New York Times

February 13, 1958.  p. 14.

 

Ydigoras Named Guatemala Chief

Congress Selects Rightist After Jan. 19 Vote Failed to Give a Majority

 

Special to The New York Times

            GUATEMALA, Feb. 12—Congress elected Gen. Miguel Ydigoras Fuentes President of Guatemala today for a full six-year term.

            The legislators ruled that the Provisional President, Guillermo Flores Avendaño, should hand over the Presidency to General Ydigoras March 2.

            The 62-year-old general, candidate of the Right-wing National Democratic Reconciliation party in the Jan. 19 election, received forty votes in Congress. His opponent, Col. José Luis Cruz Salazar, received eighteen. Seven votes were blank and one of the sixty-six Deputies was absent.

            General Ydigoras won a plurality of more than 52,000 votes in the election over Colonel Cruz Salazar, a Right-winger who was the candidate of a middle-of-the-road coalition.

            The President-elect succeeded in winning the post after two previous failures. He ran unsuccessfully against former President Jacobo Arbenz Guzman in 1950 and was officially labeled the loser in an election last October.

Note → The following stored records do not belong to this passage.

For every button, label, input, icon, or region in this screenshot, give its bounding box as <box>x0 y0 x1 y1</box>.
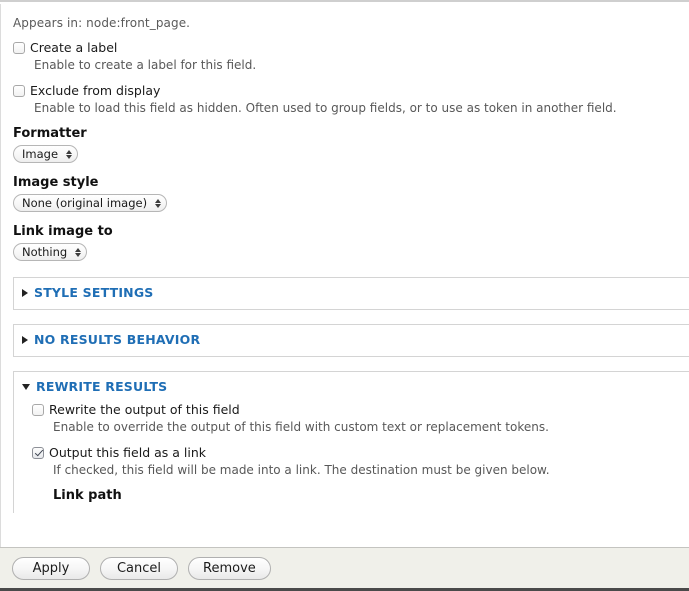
chevron-down-icon <box>22 384 30 390</box>
link-image-to-label: Link image to <box>13 224 113 239</box>
fieldset-no-results-behavior[interactable]: NO RESULTS BEHAVIOR <box>13 324 689 357</box>
checkbox-row-create-a-label[interactable]: Create a label <box>13 40 677 55</box>
fieldset-title-no-results-behavior: NO RESULTS BEHAVIOR <box>34 332 201 347</box>
chevron-right-icon <box>22 289 28 297</box>
rewrite-the-output-of-this-field-label: Rewrite the output of this field <box>49 402 240 417</box>
stepper-arrows-icon <box>74 247 81 257</box>
chevron-right-icon <box>22 336 28 344</box>
form-item-output-this-field-as-a-link: Output this field as a link If checked, … <box>32 445 689 478</box>
rewrite-the-output-of-this-field-description: Enable to override the output of this fi… <box>53 420 549 434</box>
fieldset-rewrite-results[interactable]: REWRITE RESULTS Rewrite the output of th… <box>13 371 689 513</box>
image-style-label: Image style <box>13 175 99 190</box>
image-style-selected-value: None (original image) <box>22 196 148 210</box>
create-a-label-checkbox[interactable] <box>13 41 25 54</box>
field-settings-modal: Appears in: node:front_page. Create a la… <box>0 0 689 591</box>
fieldset-body-rewrite-results: Rewrite the output of this field Enable … <box>14 402 689 513</box>
apply-button[interactable]: Apply <box>12 556 90 580</box>
link-image-to-selected-value: Nothing <box>22 245 68 259</box>
appears-in-text: Appears in: node:front_page. <box>13 16 191 30</box>
stepper-arrows-icon <box>154 198 161 208</box>
image-style-select[interactable]: None (original image) <box>13 194 168 212</box>
output-this-field-as-a-link-label: Output this field as a link <box>49 445 207 460</box>
checkbox-row-exclude-from-display[interactable]: Exclude from display <box>13 83 677 98</box>
cancel-button[interactable]: Cancel <box>100 556 178 580</box>
exclude-from-display-label: Exclude from display <box>30 83 161 98</box>
formatter-selected-value: Image <box>22 147 59 161</box>
link-image-to-select[interactable]: Nothing <box>13 243 88 261</box>
output-this-field-as-a-link-description: If checked, this field will be made into… <box>53 463 550 477</box>
checkbox-row-rewrite-the-output-of-this-field[interactable]: Rewrite the output of this field <box>32 402 689 417</box>
exclude-from-display-checkbox[interactable] <box>13 84 25 97</box>
exclude-from-display-description: Enable to load this field as hidden. Oft… <box>34 101 617 115</box>
fieldset-legend-rewrite-results[interactable]: REWRITE RESULTS <box>14 372 689 402</box>
fieldset-legend-style-settings[interactable]: STYLE SETTINGS <box>14 278 689 308</box>
form-item-image-style: Image style None (original image) <box>13 175 677 212</box>
create-a-label-description: Enable to create a label for this field. <box>34 58 257 72</box>
link-path-label: Link path <box>53 488 122 503</box>
checkbox-row-output-this-field-as-a-link[interactable]: Output this field as a link <box>32 445 689 460</box>
fieldset-style-settings[interactable]: STYLE SETTINGS <box>13 277 689 310</box>
remove-button[interactable]: Remove <box>188 556 271 580</box>
fieldset-legend-no-results-behavior[interactable]: NO RESULTS BEHAVIOR <box>14 325 689 355</box>
form-item-link-image-to: Link image to Nothing <box>13 224 677 261</box>
formatter-label: Formatter <box>13 126 87 141</box>
fieldset-title-rewrite-results: REWRITE RESULTS <box>36 379 168 394</box>
modal-footer-actions: Apply Cancel Remove <box>0 547 689 591</box>
form-item-exclude-from-display: Exclude from display Enable to load this… <box>13 83 677 116</box>
stepper-arrows-icon <box>65 149 72 159</box>
form-item-create-a-label: Create a label Enable to create a label … <box>13 40 677 73</box>
create-a-label-label: Create a label <box>30 40 118 55</box>
fieldset-title-style-settings: STYLE SETTINGS <box>34 285 154 300</box>
formatter-select[interactable]: Image <box>13 145 79 163</box>
modal-scroll-body[interactable]: Appears in: node:front_page. Create a la… <box>0 4 689 547</box>
form-item-rewrite-the-output-of-this-field: Rewrite the output of this field Enable … <box>32 402 689 435</box>
form-item-formatter: Formatter Image <box>13 126 677 163</box>
rewrite-the-output-of-this-field-checkbox[interactable] <box>32 403 44 416</box>
output-this-field-as-a-link-checkbox[interactable] <box>32 446 44 459</box>
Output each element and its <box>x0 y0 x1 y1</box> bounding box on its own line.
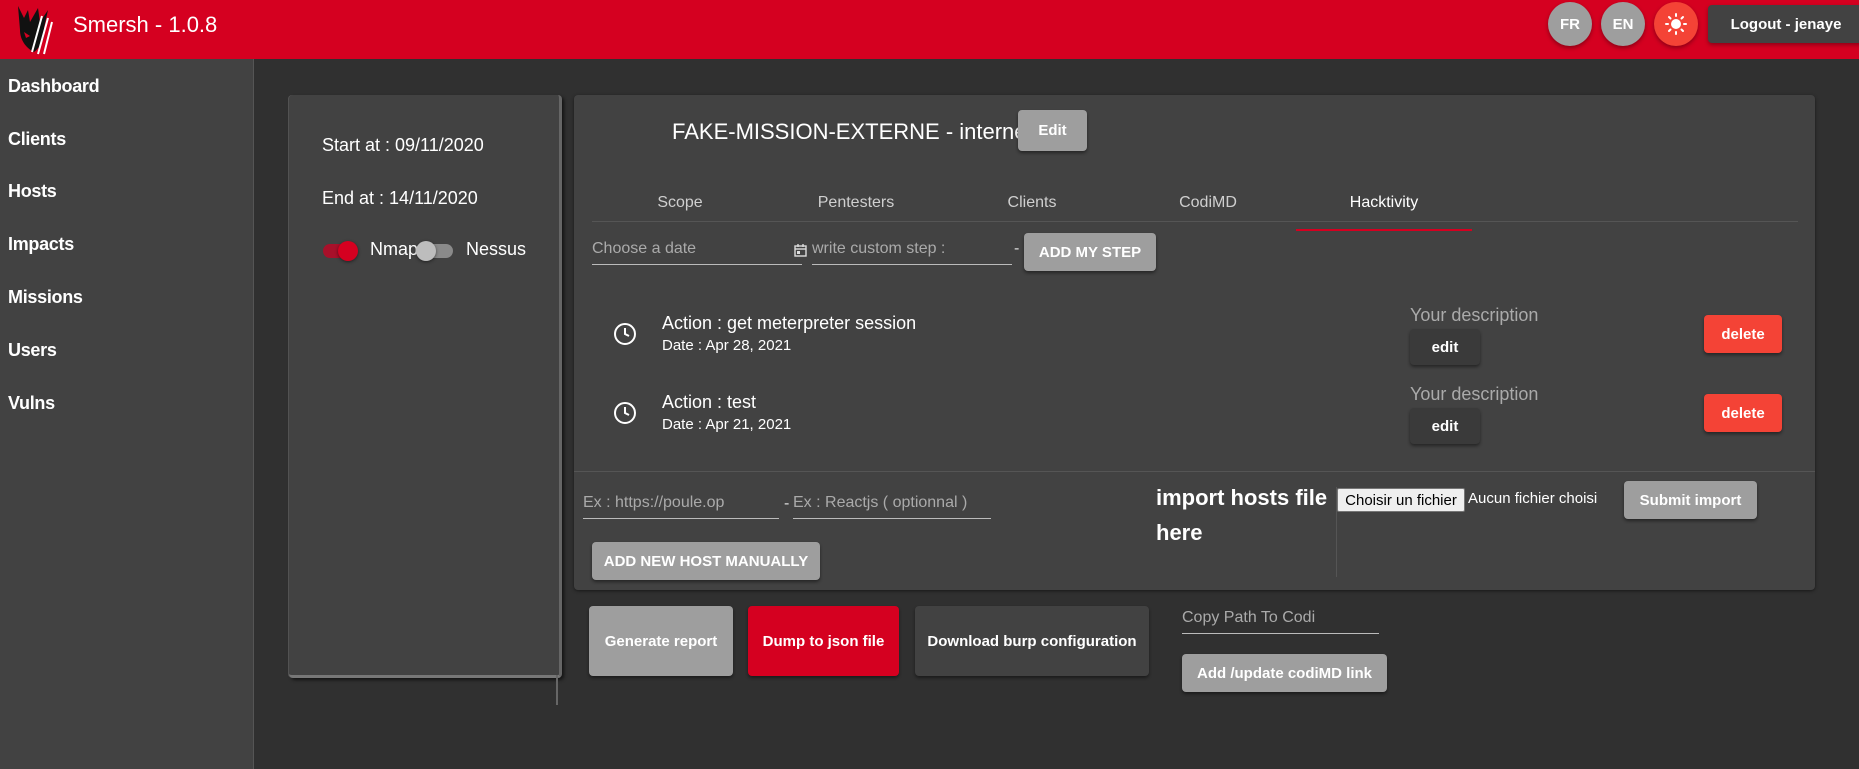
host-url-input[interactable]: Ex : https://poule.op <box>583 492 779 519</box>
nessus-toggle[interactable] <box>416 241 453 261</box>
card-scrollbar[interactable] <box>556 675 558 705</box>
mission-title: FAKE-MISSION-EXTERNE - interne <box>672 119 1027 144</box>
sun-icon <box>1665 13 1687 35</box>
edit-action-button[interactable]: edit <box>1410 408 1480 444</box>
codi-path-input[interactable]: Copy Path To Codi <box>1182 607 1379 634</box>
action-title: Action : test <box>662 392 757 412</box>
sidebar-item-impacts[interactable]: Impacts <box>8 234 74 255</box>
dump-json-button[interactable]: Dump to json file <box>748 606 899 676</box>
language-fr-button[interactable]: FR <box>1548 2 1592 46</box>
action-description: Your description <box>1410 384 1539 404</box>
sidebar-item-dashboard[interactable]: Dashboard <box>8 76 100 97</box>
action-description: Your description <box>1410 305 1539 325</box>
mission-detail-card: FAKE-MISSION-EXTERNE - interne Edit Scop… <box>574 95 1815 590</box>
file-status-text: Aucun fichier choisi <box>1468 490 1598 507</box>
nmap-label: Nmap <box>370 239 419 259</box>
theme-toggle-button[interactable] <box>1654 2 1698 46</box>
tab-codimd[interactable]: CodiMD <box>1120 185 1296 229</box>
download-burp-config-button[interactable]: Download burp configuration <box>915 606 1149 676</box>
tab-hacktivity[interactable]: Hacktivity <box>1296 185 1472 231</box>
clock-icon <box>614 402 636 424</box>
mission-end-date: End at : 14/11/2020 <box>322 188 478 208</box>
add-step-button[interactable]: ADD MY STEP <box>1024 233 1156 271</box>
import-hosts-label: import hosts file here <box>1156 485 1328 545</box>
tab-divider <box>592 221 1798 222</box>
tab-pentesters[interactable]: Pentesters <box>768 185 944 229</box>
custom-step-input[interactable]: write custom step : <box>812 238 1012 265</box>
delete-action-button[interactable]: delete <box>1704 315 1782 353</box>
action-date: Date : Apr 28, 2021 <box>662 337 792 354</box>
app-title: Smersh - 1.0.8 <box>73 12 218 37</box>
add-host-manually-button[interactable]: ADD NEW HOST MANUALLY <box>592 542 820 580</box>
edit-mission-button[interactable]: Edit <box>1018 110 1087 151</box>
nmap-toggle[interactable] <box>323 241 358 261</box>
sidebar-item-vulns[interactable]: Vulns <box>8 393 55 414</box>
sidebar-item-clients[interactable]: Clients <box>8 129 66 150</box>
sidebar-item-hosts[interactable]: Hosts <box>8 181 57 202</box>
calendar-icon[interactable] <box>794 244 807 257</box>
action-date: Date : Apr 21, 2021 <box>662 416 792 433</box>
logout-button[interactable]: Logout - jenaye <box>1708 5 1859 43</box>
nessus-label: Nessus <box>466 239 527 259</box>
sidebar-item-missions[interactable]: Missions <box>8 287 83 308</box>
step-separator: - <box>1014 240 1020 257</box>
language-en-button[interactable]: EN <box>1601 2 1645 46</box>
host-technology-input[interactable]: Ex : Reactjs ( optionnal ) <box>793 492 991 519</box>
tab-scope[interactable]: Scope <box>592 185 768 229</box>
sidebar-item-users[interactable]: Users <box>8 340 57 361</box>
host-separator: - <box>784 495 790 512</box>
delete-action-button[interactable]: delete <box>1704 394 1782 432</box>
submit-import-button[interactable]: Submit import <box>1624 481 1757 519</box>
action-title: Action : get meterpreter session <box>662 313 917 333</box>
sidebar: Dashboard Clients Hosts Impacts Missions… <box>0 59 254 769</box>
choose-file-button[interactable]: Choisir un fichier <box>1337 488 1465 512</box>
mission-info-card: Start at : 09/11/2020 End at : 14/11/202… <box>289 95 562 678</box>
smersh-logo-icon <box>18 6 53 55</box>
clock-icon <box>614 323 636 345</box>
update-codimd-link-button[interactable]: Add /update codiMD link <box>1182 654 1387 692</box>
generate-report-button[interactable]: Generate report <box>589 606 733 676</box>
tab-clients[interactable]: Clients <box>944 185 1120 229</box>
section-divider <box>574 471 1815 472</box>
mission-start-date: Start at : 09/11/2020 <box>322 135 484 155</box>
top-app-bar: Smersh - 1.0.8 FR EN Logout - jenaye <box>0 0 1859 59</box>
step-date-input[interactable]: Choose a date <box>592 238 802 265</box>
edit-action-button[interactable]: edit <box>1410 329 1480 365</box>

            This election was declared invalid after General Ydigoras, charging official fraud, led his supporters in rioting and disorders.

            The Right-wing chief also competed unsuccessfully with the late Col. Carlos Castillo Armas for leadership of the conspiracy that took Colonel Castillo Armas to the Presidency after the 1954 overthrow of the Communist-infiltrated Arbenz regime. It was President Castillo Armas’ assassination last July 26 that precipitated the elections in October and last month.

            The President-elect was a high official during the 14-year dictatorship of Gen. Jorge Ubico, which was overthrown in 1944.